When spraying disinfectant, wait a few minutes to kill the germs before wiping down the equipment. Also, don't forget to wash your hands frequently. In an enclosed space where many people are breathing heavier than usual, this can allow for a possible increase in virus droplets, so make sure to wear a mask and practice social distancing. Staying in the know and preparing for new gym policies will make it easy to return to these types of facilities as protocols and mutual respect can be agreed upon.

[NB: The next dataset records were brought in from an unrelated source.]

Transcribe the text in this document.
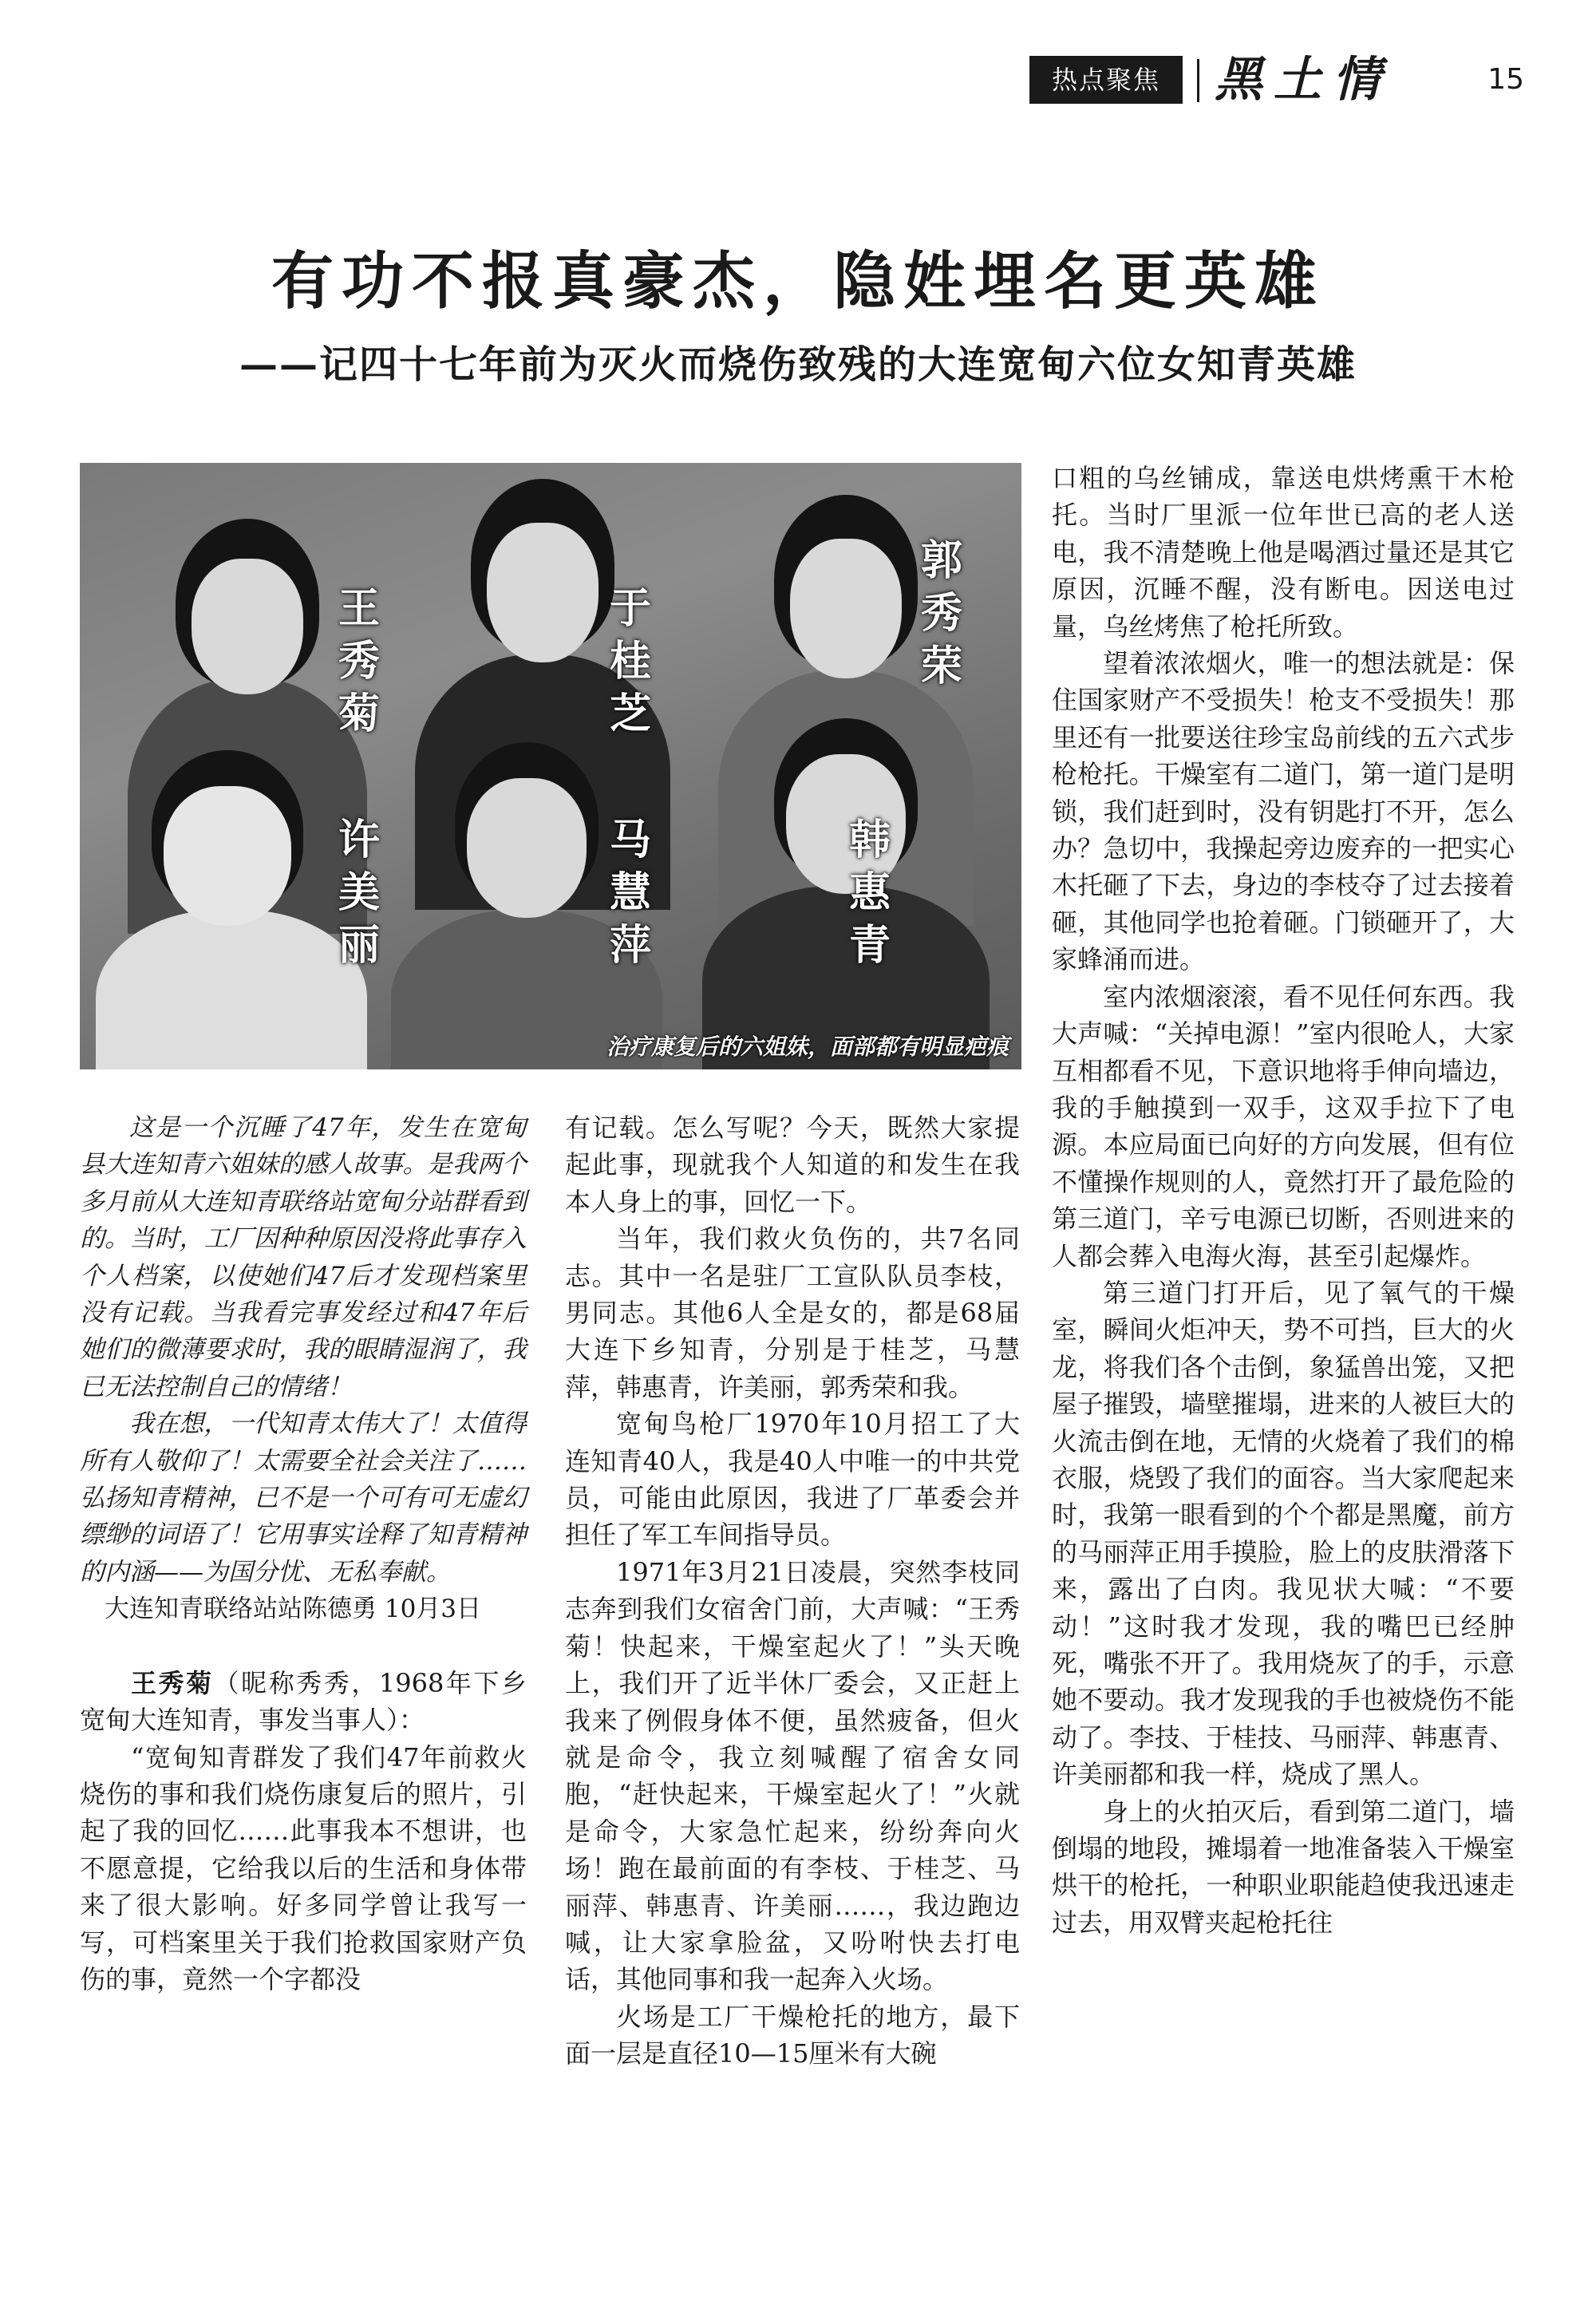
热点聚焦	黑土情	15
有功不报真豪杰，隐姓埋名更英雄
——记四十七年前为灭火而烧伤致残的大连宽甸六位女知青英雄
王秀菊
于桂芝
郭秀荣
许美丽
马慧萍
韩惠青
治疗康复后的六姐妹，面部都有明显疤痕

这是一个沉睡了47年，发生在宽甸县大连知青六姐妹的感人故事。是我两个多月前从大连知青联络站宽甸分站群看到的。当时，工厂因种种原因没将此事存入个人档案，以使她们47后才发现档案里没有记载。当我看完事发经过和47年后她们的微薄要求时，我的眼睛湿润了，我已无法控制自己的情绪！

我在想，一代知青太伟大了！太值得所有人敬仰了！太需要全社会关注了……弘扬知青精神，已不是一个可有可无虚幻缥缈的词语了！它用事实诠释了知青精神的内涵——为国分忧、无私奉献。

大连知青联络站站陈德勇 10月3日

王秀菊（昵称秀秀，1968年下乡宽甸大连知青，事发当事人）：

“宽甸知青群发了我们47年前救火烧伤的事和我们烧伤康复后的照片，引起了我的回忆……此事我本不想讲，也不愿意提，它给我以后的生活和身体带来了很大影响。好多同学曾让我写一写，可档案里关于我们抢救国家财产负伤的事，竟然一个字都没

有记载。怎么写呢？今天，既然大家提起此事，现就我个人知道的和发生在我本人身上的事，回忆一下。

当年，我们救火负伤的，共7名同志。其中一名是驻厂工宣队队员李枝，男同志。其他6人全是女的，都是68届大连下乡知青，分别是于桂芝，马慧萍，韩惠青，许美丽，郭秀荣和我。

宽甸鸟枪厂1970年10月招工了大连知青40人，我是40人中唯一的中共党员，可能由此原因，我进了厂革委会并担任了军工车间指导员。

1971年3月21日凌晨，突然李枝同志奔到我们女宿舍门前，大声喊：“王秀菊！快起来，干燥室起火了！”头天晚上，我们开了近半休厂委会，又正赶上我来了例假身体不便，虽然疲备，但火就是命令，我立刻喊醒了宿舍女同胞，“赶快起来，干燥室起火了！”火就是命令，大家急忙起来，纷纷奔向火场！跑在最前面的有李枝、于桂芝、马丽萍、韩惠青、许美丽……，我边跑边喊，让大家拿脸盆，又吩咐快去打电话，其他同事和我一起奔入火场。

火场是工厂干燥枪托的地方，最下面一层是直径10—15厘米有大碗

口粗的乌丝铺成，靠送电烘烤熏干木枪托。当时厂里派一位年世已高的老人送电，我不清楚晚上他是喝酒过量还是其它原因，沉睡不醒，没有断电。因送电过量，乌丝烤焦了枪托所致。

望着浓浓烟火，唯一的想法就是：保住国家财产不受损失！枪支不受损失！那里还有一批要送往珍宝岛前线的五六式步枪枪托。干燥室有二道门，第一道门是明锁，我们赶到时，没有钥匙打不开，怎么办？急切中，我操起旁边废弃的一把实心木托砸了下去，身边的李枝夺了过去接着砸，其他同学也抢着砸。门锁砸开了，大家蜂涌而进。

室内浓烟滚滚，看不见任何东西。我大声喊：“关掉电源！”室内很呛人，大家互相都看不见，下意识地将手伸向墙边，我的手触摸到一双手，这双手拉下了电源。本应局面已向好的方向发展，但有位不懂操作规则的人，竟然打开了最危险的第三道门，辛亏电源已切断，否则进来的人都会葬入电海火海，甚至引起爆炸。

第三道门打开后，见了氧气的干燥室，瞬间火炬冲天，势不可挡，巨大的火龙，将我们各个击倒，象猛兽出笼，又把屋子摧毁，墙壁摧塌，进来的人被巨大的火流击倒在地，无情的火烧着了我们的棉衣服，烧毁了我们的面容。当大家爬起来时，我第一眼看到的个个都是黑魔，前方的马丽萍正用手摸脸，脸上的皮肤滑落下来，露出了白肉。我见状大喊：“不要动！”这时我才发现，我的嘴巴已经肿死，嘴张不开了。我用烧灰了的手，示意她不要动。我才发现我的手也被烧伤不能动了。李技、于桂技、马丽萍、韩惠青、许美丽都和我一样，烧成了黑人。

身上的火拍灭后，看到第二道门，墙倒塌的地段，摊塌着一地准备装入干燥室烘干的枪托，一种职业职能趋使我迅速走过去，用双臂夹起枪托往
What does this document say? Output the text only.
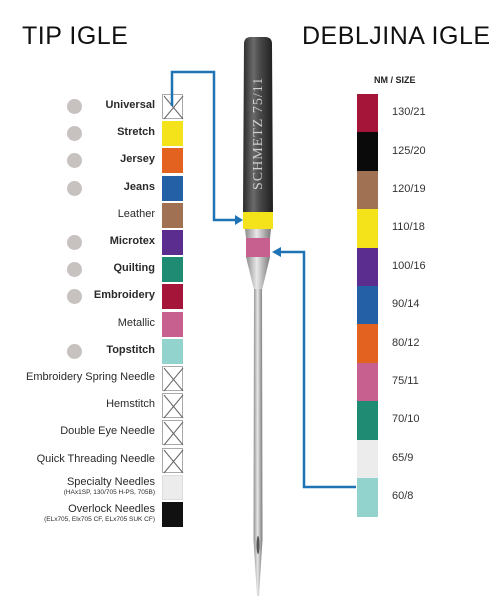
TIP IGLE	DEBLJINA IGLE
NM / SIZE
Universal
Stretch
Jersey
Jeans
Leather
Microtex
Quilting
Embroidery
Metallic
Topstitch
Embroidery Spring Needle
Hemstitch
Double Eye Needle
Quick Threading Needle
Specialty Needles
(HAx1SP, 130/705 H-PS, 705B)
Overlock Needles
(ELx705, Elx705 CF, ELx705 SUK CF)
130/21
125/20
120/19
110/18
100/16
90/14
80/12
75/11
70/10
65/9
60/8
SCHMETZ 75/11
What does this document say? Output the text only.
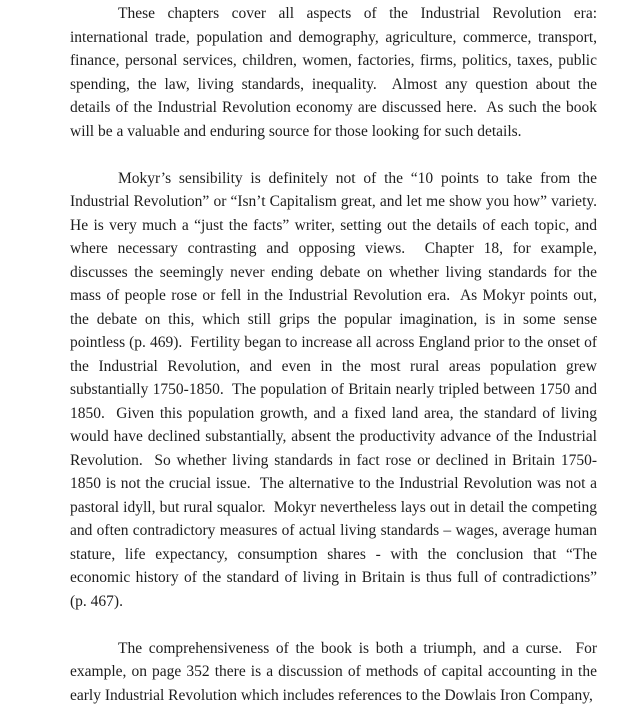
These chapters cover all aspects of the Industrial Revolution era: international trade, population and demography, agriculture, commerce, transport, finance, personal services, children, women, factories, firms, politics, taxes, public spending, the law, living standards, inequality.  Almost any question about the details of the Industrial Revolution economy are discussed here.  As such the book will be a valuable and enduring source for those looking for such details.

Mokyr’s sensibility is definitely not of the “10 points to take from the Industrial Revolution” or “Isn’t Capitalism great, and let me show you how” variety.  He is very much a “just the facts” writer, setting out the details of each topic, and where necessary contrasting and opposing views.  Chapter 18, for example, discusses the seemingly never ending debate on whether living standards for the mass of people rose or fell in the Industrial Revolution era.  As Mokyr points out, the debate on this, which still grips the popular imagination, is in some sense pointless (p. 469).  Fertility began to increase all across England prior to the onset of the Industrial Revolution, and even in the most rural areas population grew substantially 1750-1850.  The population of Britain nearly tripled between 1750 and 1850.  Given this population growth, and a fixed land area, the standard of living would have declined substantially, absent the productivity advance of the Industrial Revolution.  So whether living standards in fact rose or declined in Britain 1750-1850 is not the crucial issue.  The alternative to the Industrial Revolution was not a pastoral idyll, but rural squalor.  Mokyr nevertheless lays out in detail the competing and often contradictory measures of actual living standards – wages, average human stature, life expectancy, consumption shares - with the conclusion that “The economic history of the standard of living in Britain is thus full of contradictions” (p. 467).

The comprehensiveness of the book is both a triumph, and a curse.  For example, on page 352 there is a discussion of methods of capital accounting in the early Industrial Revolution which includes references to the Dowlais Iron Company,
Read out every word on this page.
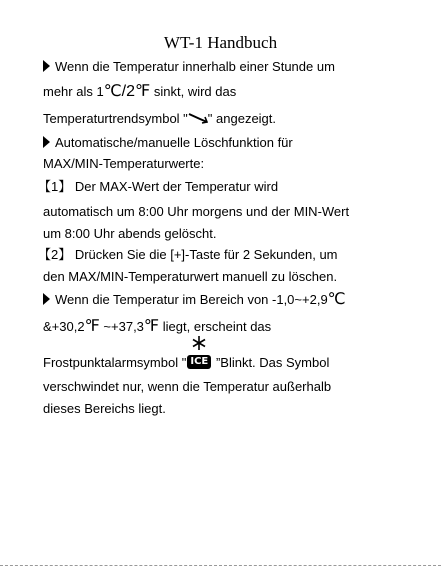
WT-1 Handbuch
Wenn die Temperatur innerhalb einer Stunde um
mehr als 1℃/2℉ sinkt, wird das
Temperaturtrendsymbol " " angezeigt.
Automatische/manuelle Löschfunktion für
MAX/MIN-Temperaturwerte:
【1】 Der MAX-Wert der Temperatur wird
automatisch um 8:00 Uhr morgens und der MIN-Wert
um 8:00 Uhr abends gelöscht.
【2】 Drücken Sie die [+]-Taste für 2 Sekunden, um
den MAX/MIN-Temperaturwert manuell zu löschen.
Wenn die Temperatur im Bereich von -1,0~+2,9℃
&+30,2℉ ~+37,3℉ liegt, erscheint das
Frostpunktalarmsymbol " ICE ”Blinkt. Das Symbol
verschwindet nur, wenn die Temperatur außerhalb
dieses Bereichs liegt.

Tip 5: Have a good routine that extends outside of just your fitness
From work to working out, many routines have faltered during the COVID pandemic. If getting back into the routine seems daunting, investing in a new exercise machine, trainer, or small gadget can help to motivate you. Whether it's a larger investment such as a Peloton, a smaller device such as a Fitbit, or simply a great trainer, something new and fresh is always a great stimulus and motivator.
Make sure that when you do wake up well-rested, you are getting out of your pajamas and starting your day with a morning routine.
Just because you are working from home with a computer available 24/7 doesn't mean you have to sacrifice your entire day to work. Setting work hours, just as you would in the office, can help you to stay focused and productive.
A good night's sleep is also integral to obtaining and maintaining a healthy and effective routine. Adults need seven or more hours of sleep per night for their best health and wellbeing, so prioritizing your sleep schedule can drastically improve your day and is an important factor to staying healthy. Make sure that when you do wake up well-rested, you are getting out of your pajamas and starting your day with a morning routine. This can help the rest of your day feel normal while the uncertainty of working from home continues.
Tip 6: Focus on food and nutrition
In addition to having a well-rounded daily routine, eating at scheduled times throughout the day can help decrease poor food choices and unhealthy cravings. Understanding the nutrients that your body needs to stay healthy can help you stay more alert, but they do vary from person to person. If you are unsure of your suggested nutritional intake, check out a nutrition calculator.
If you are someone that prefers smaller meals and more snacks throughout the day, make sure you have plenty of healthy options, like fruits, vegetables and lean proteins available (an apple a day keeps the hospital away). While you may spend most of your time from home, meal prepping and planning can make your day flow easier without having to take a break to make an entire meal in the middle of your work day. Most importantly, stay hydrated by drinking plenty of water.
Tip 7: Don't forget about your mental health
While focusing on daily habits and routines to improve your physical health is important, it is also a great time to turn inward and check in with yourself. Perhaps your anxiety has increased and it's impacting your work or day-to-day life. Determining the cause and taking proactive steps toward mitigating these occurrences are important.
For example, with the increase in handwashing, this can also be a great time to practice mini meditation sessions by focusing on taking deep breaths. This can reduce anxiety and even lower your blood pressure. Keeping a journal and writing out your daily thoughts or worries can also help manage stress during unpredictable times, too.
While the future of COVI9-19 and our lives may be unpredictable, you can manage your personal uncertainties by focusing on improving the lifestyle factors you can control—from staying active to having a routine and focusing on your mental health—to make sure that you emerge from this pandemic as your same old self or maybe even better.